Troisième réponse, sur le plan politique, cette fois : qu'est-ce qui explique le changement de M. Fabius depuis plus d'un an ? Pourquoi visite-t-il la France à motocyclette, pourquoi a-t-il ôté sa cravate, pourquoi, enfin, lui qui a été pragmatique lorsqu'il était aux affaires, comme ministre, puis comme Premier ministre, s'empare-t-il du « social », comme s'il était gagné par la grâce de l'égalitarisme ?
Il repose probablement son analyse sur le courant populaire actuel : trente ans de chômage massif ont conduit les Français à haïr les entreprises qui les licencient presque aussi souvent qu'elles les embauchent, et à réclamer la sévérité de l'Etat contre les fauteurs de paupérisation. M. Fabius estime vraisemblablement qu'il n'y a d'espace à gauche pour un candidat à la présidence que s'il préconise des remèdes sociaux, quitte à ralentir l'économie et la productivité. Mais non seulement il n'est pas le seul dans ce camp-là, mais, au fond de lui-même, il est le moins authentique des égalitaristes. Arnaud Montebourg, Henri Emmanuelli ou Noël Mamère font beaucoup mieux l'affaire.

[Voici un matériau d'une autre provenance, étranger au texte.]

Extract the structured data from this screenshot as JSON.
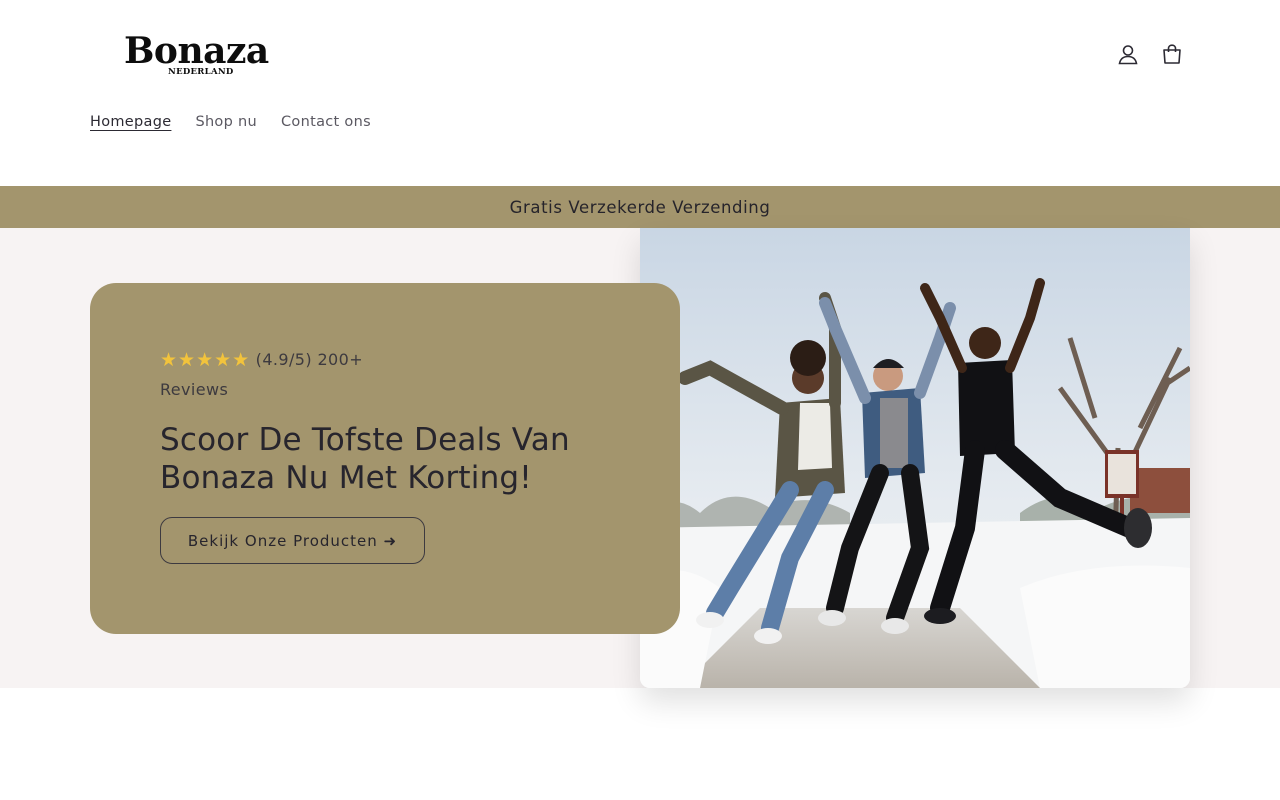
{
  "brand": {
    "name": "Bonaza",
    "tagline": "NEDERLAND"
  },
  "header": {
    "account_icon": "account-icon",
    "cart_icon": "cart-icon"
  },
  "nav": {
    "items": [
      {
        "label": "Homepage",
        "active": true
      },
      {
        "label": "Shop nu",
        "active": false
      },
      {
        "label": "Contact ons",
        "active": false
      }
    ]
  },
  "announcement": {
    "text": "Gratis Verzekerde Verzending"
  },
  "hero": {
    "rating_stars": "★★★★★",
    "rating_value": 4.9,
    "rating_text": "(4.9/5) 200+ Reviews",
    "title": "Scoor De Tofste Deals Van Bonaza Nu Met Korting!",
    "cta_label": "Bekijk Onze Producten ➜",
    "image_icon": "photo-friends-jumping-in-snow"
  },
  "colors": {
    "accent": "#a3956d",
    "hero_bg": "#f7f3f3",
    "text": "#2c2a33",
    "stars": "#f2c33c"
  }
}
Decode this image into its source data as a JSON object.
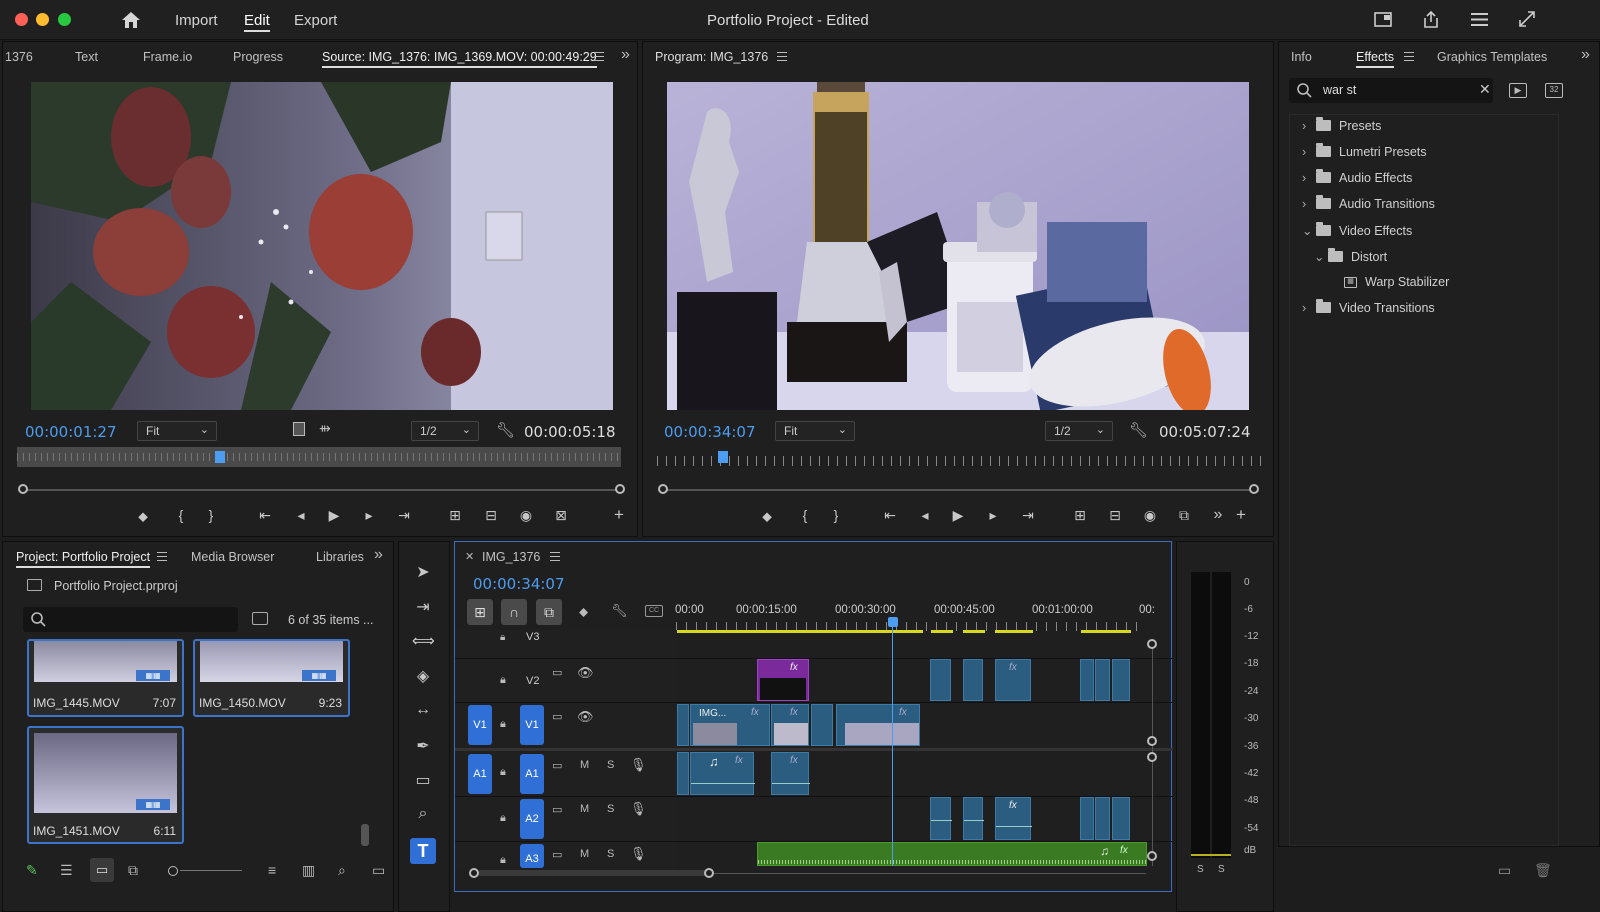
{
  "window": {
    "title": "Portfolio Project",
    "title_suffix": " - Edited"
  },
  "menu": {
    "import": "Import",
    "edit": "Edit",
    "export": "Export"
  },
  "source_panel": {
    "tabs": [
      "1376",
      "Text",
      "Frame.io",
      "Progress"
    ],
    "active_tab": "Source: IMG_1376: IMG_1369.MOV: 00:00:49:29",
    "timecode": "00:00:01:27",
    "fit": "Fit",
    "resolution": "1/2",
    "duration": "00:00:05:18"
  },
  "program_panel": {
    "title": "Program: IMG_1376",
    "timecode": "00:00:34:07",
    "fit": "Fit",
    "resolution": "1/2",
    "duration": "00:05:07:24"
  },
  "effects_panel": {
    "tabs": [
      "Info",
      "Effects",
      "Graphics Templates"
    ],
    "search_value": "war st",
    "tree": [
      {
        "label": "Presets",
        "expanded": false,
        "icon": "preset-folder-icon",
        "depth": 0
      },
      {
        "label": "Lumetri Presets",
        "expanded": false,
        "icon": "preset-folder-icon",
        "depth": 0
      },
      {
        "label": "Audio Effects",
        "expanded": false,
        "icon": "folder-icon",
        "depth": 0
      },
      {
        "label": "Audio Transitions",
        "expanded": false,
        "icon": "folder-icon",
        "depth": 0
      },
      {
        "label": "Video Effects",
        "expanded": true,
        "icon": "folder-icon",
        "depth": 0
      },
      {
        "label": "Distort",
        "expanded": true,
        "icon": "folder-icon",
        "depth": 1
      },
      {
        "label": "Warp Stabilizer",
        "expanded": null,
        "icon": "effect-icon",
        "depth": 2
      },
      {
        "label": "Video Transitions",
        "expanded": false,
        "icon": "folder-icon",
        "depth": 0
      }
    ]
  },
  "project_panel": {
    "tabs": [
      "Project: Portfolio Project",
      "Media Browser",
      "Libraries"
    ],
    "file": "Portfolio Project.prproj",
    "search_placeholder": "",
    "items_count": "6 of 35 items ...",
    "clips": [
      {
        "name": "IMG_1445.MOV",
        "duration": "7:07"
      },
      {
        "name": "IMG_1450.MOV",
        "duration": "9:23"
      },
      {
        "name": "IMG_1451.MOV",
        "duration": "6:11"
      }
    ]
  },
  "timeline": {
    "sequence": "IMG_1376",
    "timecode": "00:00:34:07",
    "ruler": [
      "00:00",
      "00:00:15:00",
      "00:00:30:00",
      "00:00:45:00",
      "00:01:00:00",
      "00:"
    ],
    "tracks": {
      "video": [
        "V3",
        "V2",
        "V1"
      ],
      "audio": [
        "A1",
        "A2",
        "A3"
      ],
      "source_v": "V1",
      "source_a": "A1",
      "mute": "M",
      "solo": "S"
    },
    "clip_labels": {
      "v1_first": "IMG...",
      "fx": "fx"
    }
  },
  "audio_meter": {
    "scale": [
      "0",
      "-6",
      "-12",
      "-18",
      "-24",
      "-30",
      "-36",
      "-42",
      "-48",
      "-54",
      "dB"
    ],
    "channels": [
      "S",
      "S"
    ]
  },
  "colors": {
    "accent": "#4c9cf0",
    "bg": "#1d1d1d",
    "panel": "#1f1f1f",
    "clip_video": "#2a5d80",
    "clip_purple": "#7a2a9a",
    "clip_green": "#3a7a22",
    "selection": "#2f6fd6",
    "ruler_yellow": "#d8d81e"
  }
}
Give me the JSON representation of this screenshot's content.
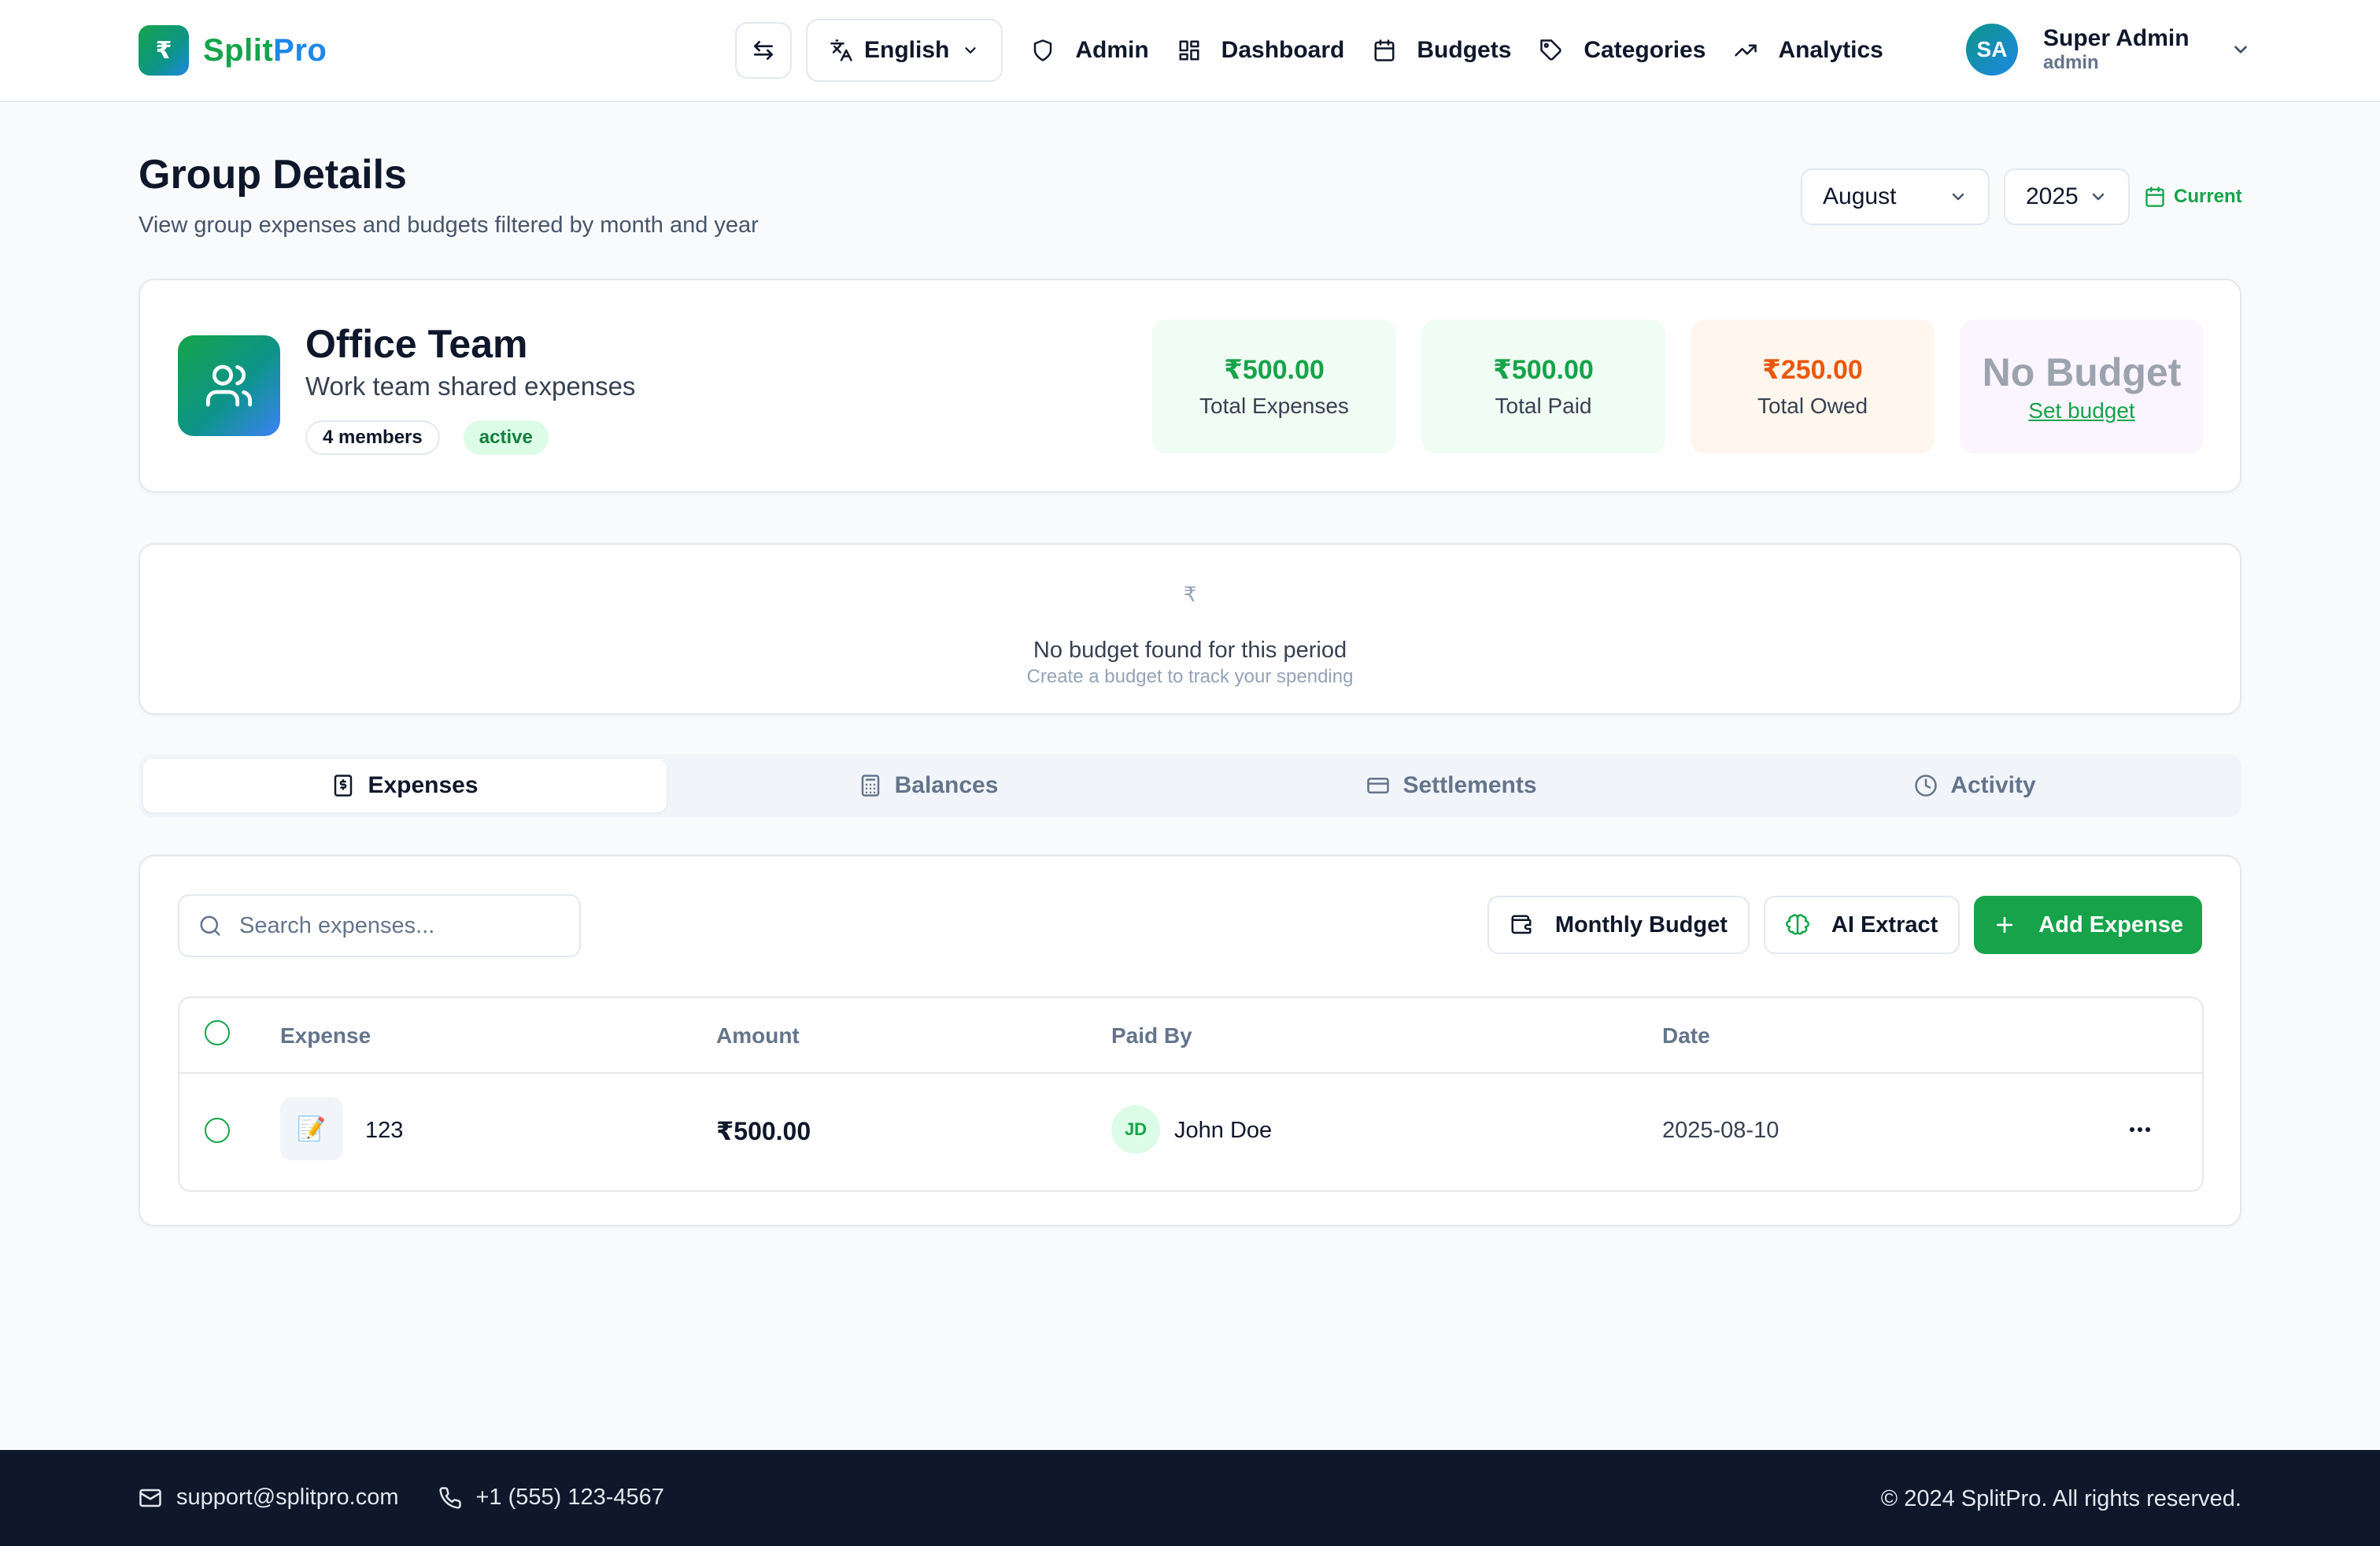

Mais, bien entendu, M. Fabius ne se compare pas à ces poids plumes. C'est d'ailleurs pourquoi il s'adresse directement au chef de l'Etat, d'égal à égal, en tant qu'ancien Premier ministre, en tant que candidat à la présidence non encore déclaré, avec l'espoir qu'il va damer le pion à l'aile gauche du Parti socialiste, ou, mieux, qu'il va rallier tous les socialistes à son panache blanc. La démarche ne manque pas d'habileté et lui permet de se démarquer de Dominique Strauss-Kahn, naguère son alter ego idéologique, et de François Hollande. Bref, il a pris une encolure d'avance dans la course (décidément précoce) à la présidence.
Pas crédible.
Mais à quel prix ! Un déni d'Europe, une perspective de croissance d'autant plus médiocre qu'on aura « socialisé » l'Europe, mais surtout une perte de crédibilité sur le fond. Car qui croit que le chef de l'Etat va obtempérer aux injonctions de M. Fabius, qui croit que la Constitution va être modifiée, qui croit que, au-delà de l'effet médiatique, il y a beaucoup de substance dans la crispation sociale de M. Fabius ?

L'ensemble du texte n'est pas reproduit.